On Wednesday and Thursday we focused our attention on magnetic confinement fusion, explaining the principles of the two main types of MCF reactors: the tokamak and the stellarator. Of course, the lectures about the latter reactor design, were accompanied with a visit to the Wendelstein 7-X stellarator, which was definitely the most exciting moment of the summer school: everybody was amazed by the world's most advanced, completed fusion reactor.
The Friday was dedicated to the development of nuclear fusion as a possible new and sustainable energy source for the future. As such, we considered the recent developments and present issues of the ITER-reactor in Caderache, France. Furthermore, we discussed what comes after ITER on our path towards realising actual fusion powerplants. A key point of discussion was, whether DEMO (and the following generations of powerplants) should be built according to the tokamak- or stellarator-design. Obviously we weren't able to draw a definite conclusion, but we extensively examined the positive and negative aspects of both reactor types.

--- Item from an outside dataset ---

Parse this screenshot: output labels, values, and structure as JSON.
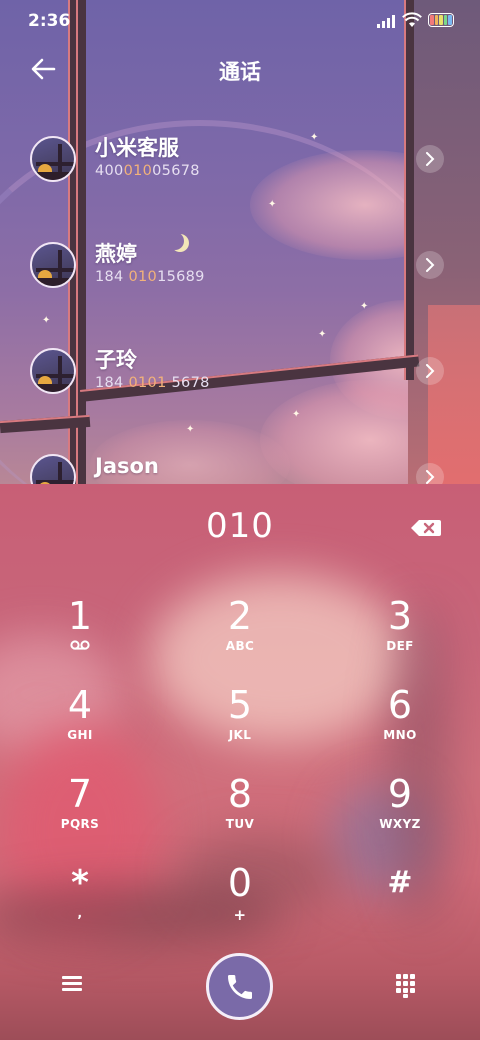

Much more than just studying
We didn’t spent the entire week studying, though, we also had an excursion to Usedom, where we visited an interesting old electrical power plant (now a museum) where different kinds of rockets were developped during the WWII. Furthermore, we also went to a small town near the sea, where we had a nice walk at the beach. During the evenings, we could usually be found in the city centre of Greifswald, where we went all together for dinner or to drink some good (and cheap) German beer in one of Greifwald's pubs.
I strongly suggest this experience to anyone! That is not just because of the high-quality lectures, but also because it allows students from all over the world, which share the same interest in fusion, to gather and meet each other, leading to new friendship in less than a week time.